Zathar’s mate starts talking to me, telling me about some of the demons on the list and trying to get me up to date with all that they’ve done to help out my tribe.

I listen to her, nodding when I need to and asking questions when appropriate.

We’ve only been talking for a few minutes when I notice the woman who was staring at Rallan earlier stand from her seat and start walking down the dining hall toward the doors.

“Who is she?” I ask, cutting Zathar’s mate off on accident.

Thankfully, she doesn’t seem to mind. If anything, she gives me a knowing look and offers up what she knows. “Veya is an unmated female who was very excited about your companion’s return.”

I choke on my next breath, trying to force myself not to have an actual reaction to what she just said.

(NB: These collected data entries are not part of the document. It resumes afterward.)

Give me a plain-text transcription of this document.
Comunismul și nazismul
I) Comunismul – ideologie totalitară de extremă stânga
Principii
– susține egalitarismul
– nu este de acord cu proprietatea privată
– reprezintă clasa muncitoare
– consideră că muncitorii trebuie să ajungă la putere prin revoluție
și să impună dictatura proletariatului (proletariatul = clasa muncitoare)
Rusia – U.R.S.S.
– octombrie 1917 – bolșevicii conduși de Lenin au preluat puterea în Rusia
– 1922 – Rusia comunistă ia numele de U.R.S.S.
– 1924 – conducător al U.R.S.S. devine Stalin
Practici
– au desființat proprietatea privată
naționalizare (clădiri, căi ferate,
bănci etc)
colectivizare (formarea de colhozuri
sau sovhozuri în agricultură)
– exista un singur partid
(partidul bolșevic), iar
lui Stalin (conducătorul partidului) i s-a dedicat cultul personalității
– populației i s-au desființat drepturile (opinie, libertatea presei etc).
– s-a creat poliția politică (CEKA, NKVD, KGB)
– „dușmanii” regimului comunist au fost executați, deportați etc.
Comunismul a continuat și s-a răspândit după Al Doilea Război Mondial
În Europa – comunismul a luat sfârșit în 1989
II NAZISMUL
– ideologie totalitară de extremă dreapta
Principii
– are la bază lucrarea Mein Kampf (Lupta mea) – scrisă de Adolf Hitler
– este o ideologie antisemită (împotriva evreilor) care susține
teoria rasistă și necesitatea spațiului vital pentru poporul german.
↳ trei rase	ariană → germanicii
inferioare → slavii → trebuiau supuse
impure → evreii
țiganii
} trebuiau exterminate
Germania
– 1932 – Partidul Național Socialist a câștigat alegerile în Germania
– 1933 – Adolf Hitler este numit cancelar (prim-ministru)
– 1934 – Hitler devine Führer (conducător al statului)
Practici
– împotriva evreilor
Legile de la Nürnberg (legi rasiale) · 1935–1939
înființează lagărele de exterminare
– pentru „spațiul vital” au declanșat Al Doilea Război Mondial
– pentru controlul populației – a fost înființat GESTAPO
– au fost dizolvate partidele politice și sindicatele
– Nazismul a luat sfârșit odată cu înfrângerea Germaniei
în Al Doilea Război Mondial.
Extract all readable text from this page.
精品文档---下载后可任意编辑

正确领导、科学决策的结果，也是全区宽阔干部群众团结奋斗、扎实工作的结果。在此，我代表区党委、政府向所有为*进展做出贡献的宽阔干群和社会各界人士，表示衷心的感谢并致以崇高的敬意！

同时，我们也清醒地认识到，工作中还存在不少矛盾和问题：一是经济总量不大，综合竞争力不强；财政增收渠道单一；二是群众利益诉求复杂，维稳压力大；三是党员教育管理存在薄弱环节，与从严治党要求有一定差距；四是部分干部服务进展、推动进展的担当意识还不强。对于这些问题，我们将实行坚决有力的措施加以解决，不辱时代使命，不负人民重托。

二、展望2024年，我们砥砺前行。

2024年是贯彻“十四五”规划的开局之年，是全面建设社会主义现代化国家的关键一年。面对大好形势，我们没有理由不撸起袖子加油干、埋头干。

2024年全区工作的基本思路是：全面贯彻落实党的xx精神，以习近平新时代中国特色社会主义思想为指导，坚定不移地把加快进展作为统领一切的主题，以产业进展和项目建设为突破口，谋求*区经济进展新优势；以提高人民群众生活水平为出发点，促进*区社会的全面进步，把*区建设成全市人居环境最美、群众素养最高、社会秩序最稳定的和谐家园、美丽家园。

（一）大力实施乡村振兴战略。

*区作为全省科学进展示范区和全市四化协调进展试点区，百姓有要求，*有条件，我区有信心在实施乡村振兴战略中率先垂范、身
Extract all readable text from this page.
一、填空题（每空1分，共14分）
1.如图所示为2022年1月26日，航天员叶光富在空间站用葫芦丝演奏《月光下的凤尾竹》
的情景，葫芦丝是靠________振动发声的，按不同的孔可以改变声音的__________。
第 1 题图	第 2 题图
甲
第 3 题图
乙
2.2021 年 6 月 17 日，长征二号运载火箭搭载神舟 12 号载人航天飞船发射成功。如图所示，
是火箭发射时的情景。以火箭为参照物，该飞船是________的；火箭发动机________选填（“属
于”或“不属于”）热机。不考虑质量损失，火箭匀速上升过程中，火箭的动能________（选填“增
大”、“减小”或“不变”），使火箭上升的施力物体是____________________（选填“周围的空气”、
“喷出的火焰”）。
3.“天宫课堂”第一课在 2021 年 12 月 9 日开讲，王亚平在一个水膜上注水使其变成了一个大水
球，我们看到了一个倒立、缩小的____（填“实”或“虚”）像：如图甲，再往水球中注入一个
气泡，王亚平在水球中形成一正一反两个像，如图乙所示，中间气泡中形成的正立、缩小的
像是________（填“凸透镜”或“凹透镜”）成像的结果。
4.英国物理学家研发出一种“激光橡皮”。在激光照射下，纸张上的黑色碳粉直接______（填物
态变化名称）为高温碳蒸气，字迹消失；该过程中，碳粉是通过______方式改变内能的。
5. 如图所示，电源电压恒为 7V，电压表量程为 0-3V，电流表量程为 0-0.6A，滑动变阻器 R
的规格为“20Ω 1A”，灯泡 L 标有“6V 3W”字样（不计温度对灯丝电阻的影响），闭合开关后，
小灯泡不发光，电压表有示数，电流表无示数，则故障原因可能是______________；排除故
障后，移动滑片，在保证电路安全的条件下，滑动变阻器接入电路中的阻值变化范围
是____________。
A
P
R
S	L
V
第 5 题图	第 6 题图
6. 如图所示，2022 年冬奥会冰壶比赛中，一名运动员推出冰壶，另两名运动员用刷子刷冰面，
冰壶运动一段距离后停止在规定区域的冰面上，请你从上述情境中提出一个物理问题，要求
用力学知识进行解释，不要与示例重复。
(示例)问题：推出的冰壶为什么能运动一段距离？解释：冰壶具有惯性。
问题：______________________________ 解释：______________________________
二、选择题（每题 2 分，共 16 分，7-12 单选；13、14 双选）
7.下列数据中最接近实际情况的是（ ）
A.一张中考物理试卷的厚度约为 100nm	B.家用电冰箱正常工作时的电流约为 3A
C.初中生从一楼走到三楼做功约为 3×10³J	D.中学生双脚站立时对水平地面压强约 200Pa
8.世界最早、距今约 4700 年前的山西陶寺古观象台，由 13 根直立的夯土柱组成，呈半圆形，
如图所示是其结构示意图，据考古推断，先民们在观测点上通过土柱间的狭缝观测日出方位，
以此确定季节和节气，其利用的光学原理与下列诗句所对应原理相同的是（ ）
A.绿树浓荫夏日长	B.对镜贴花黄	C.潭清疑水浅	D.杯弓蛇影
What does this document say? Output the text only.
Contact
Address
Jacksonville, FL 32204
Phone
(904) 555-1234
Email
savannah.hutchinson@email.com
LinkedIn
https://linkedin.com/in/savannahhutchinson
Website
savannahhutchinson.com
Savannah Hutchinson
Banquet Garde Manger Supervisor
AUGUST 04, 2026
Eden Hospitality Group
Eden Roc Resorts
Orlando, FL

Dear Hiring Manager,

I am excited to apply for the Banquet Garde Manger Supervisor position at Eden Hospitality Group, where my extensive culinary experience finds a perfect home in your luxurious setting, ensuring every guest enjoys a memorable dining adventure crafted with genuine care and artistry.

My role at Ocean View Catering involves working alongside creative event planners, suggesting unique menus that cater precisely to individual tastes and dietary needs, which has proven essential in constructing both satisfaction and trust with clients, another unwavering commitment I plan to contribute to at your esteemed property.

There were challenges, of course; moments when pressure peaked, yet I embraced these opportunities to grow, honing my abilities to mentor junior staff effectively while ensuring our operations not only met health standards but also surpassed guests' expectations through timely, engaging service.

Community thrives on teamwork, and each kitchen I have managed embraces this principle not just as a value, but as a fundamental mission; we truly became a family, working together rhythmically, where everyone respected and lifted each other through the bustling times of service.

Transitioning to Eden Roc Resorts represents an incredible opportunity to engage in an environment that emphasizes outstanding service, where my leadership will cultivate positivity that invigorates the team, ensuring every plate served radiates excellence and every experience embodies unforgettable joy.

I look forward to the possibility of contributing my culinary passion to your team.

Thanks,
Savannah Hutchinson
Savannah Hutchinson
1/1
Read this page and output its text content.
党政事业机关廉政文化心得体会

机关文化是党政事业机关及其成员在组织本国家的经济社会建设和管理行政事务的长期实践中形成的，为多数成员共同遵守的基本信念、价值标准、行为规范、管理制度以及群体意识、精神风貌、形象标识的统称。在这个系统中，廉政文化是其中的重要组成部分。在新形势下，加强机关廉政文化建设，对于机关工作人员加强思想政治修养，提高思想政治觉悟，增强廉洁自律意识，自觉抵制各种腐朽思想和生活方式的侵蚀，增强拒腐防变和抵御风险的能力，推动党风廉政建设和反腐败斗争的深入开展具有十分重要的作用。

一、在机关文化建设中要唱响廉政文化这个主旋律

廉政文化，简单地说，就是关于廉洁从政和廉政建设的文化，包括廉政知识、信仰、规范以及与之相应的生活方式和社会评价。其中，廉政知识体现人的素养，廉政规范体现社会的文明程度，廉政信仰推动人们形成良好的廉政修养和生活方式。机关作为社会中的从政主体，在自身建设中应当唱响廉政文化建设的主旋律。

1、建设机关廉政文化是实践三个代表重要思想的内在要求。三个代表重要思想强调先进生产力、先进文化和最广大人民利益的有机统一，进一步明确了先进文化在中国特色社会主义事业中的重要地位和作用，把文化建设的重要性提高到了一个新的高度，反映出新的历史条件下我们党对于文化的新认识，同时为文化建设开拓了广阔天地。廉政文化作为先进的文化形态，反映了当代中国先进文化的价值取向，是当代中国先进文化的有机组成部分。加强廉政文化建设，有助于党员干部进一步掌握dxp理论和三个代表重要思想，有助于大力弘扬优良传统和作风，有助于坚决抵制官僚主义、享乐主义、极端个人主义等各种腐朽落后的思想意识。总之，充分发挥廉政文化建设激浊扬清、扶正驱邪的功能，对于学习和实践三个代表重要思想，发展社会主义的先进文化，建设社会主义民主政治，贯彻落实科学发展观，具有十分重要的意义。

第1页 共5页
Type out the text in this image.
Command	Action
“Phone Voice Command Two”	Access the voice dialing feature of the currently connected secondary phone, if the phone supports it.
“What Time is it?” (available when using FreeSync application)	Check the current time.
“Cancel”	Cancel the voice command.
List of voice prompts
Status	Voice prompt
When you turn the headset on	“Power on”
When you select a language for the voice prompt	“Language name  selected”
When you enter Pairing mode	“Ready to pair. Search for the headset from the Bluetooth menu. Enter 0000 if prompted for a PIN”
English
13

It’s too late for that, though. She noticed, Zathar noticed, and a few others all looked over at me like I might be dying somehow before realizing it was probably just a weird human thing and returning to their food.

“I’m assuming you don’t mean because of his stellar conversational skills?”

Zathar turns his attention to something else, obviously not enjoying his mate talking about another demon.

I’ll give him two more minutes before he takes her to their room to remind her who her mate is, just like the demons of my tribe do to their mates when they think they’ve spoken too friendly to or about another.

“No, I am not,” Zathar’s mate barely has a moment to get the words out before her mate throws his chair back and helps her out of hers.

She tries to say one last thing to me before being ushered down the hall.

“You may stay if you would like, or you may chase after him. I believe there is still a short while before the storms are here.”

I don’t need much more prompting than that. I didn’t even want to stay here when I was offered to stay here. I just wanted to irritate Rallan, which I didn’t do because he probably wanted me out of the house so he could get laid.

Nope, not on my watch.

Maybe if I were more of an introspective person, I’d think about why I care. Too bad I’m not that person.

All I know is there’s a burning jealousy inside of me when I think of Rallan being with anyone in the past. What I’m feeling right now? Knowing he’s alone in his home with a more than willing woman? I’m surprised I’m not seeing red.

Even when I feel the first trickle of rain on my face, I don’t think about turning back around and going back to safety. No, I think only of making sure the only person who’s with Rallan during a storm is me.

Maybe I’ll think about the whys of it later when I’m thinking a bit more clearly. Probably not, since I love stuffing all the hard and uncomfortable feelings deep down inside. But maybe I’ll surprise myself and figure out why I couldn’t just stay put in the dining hall.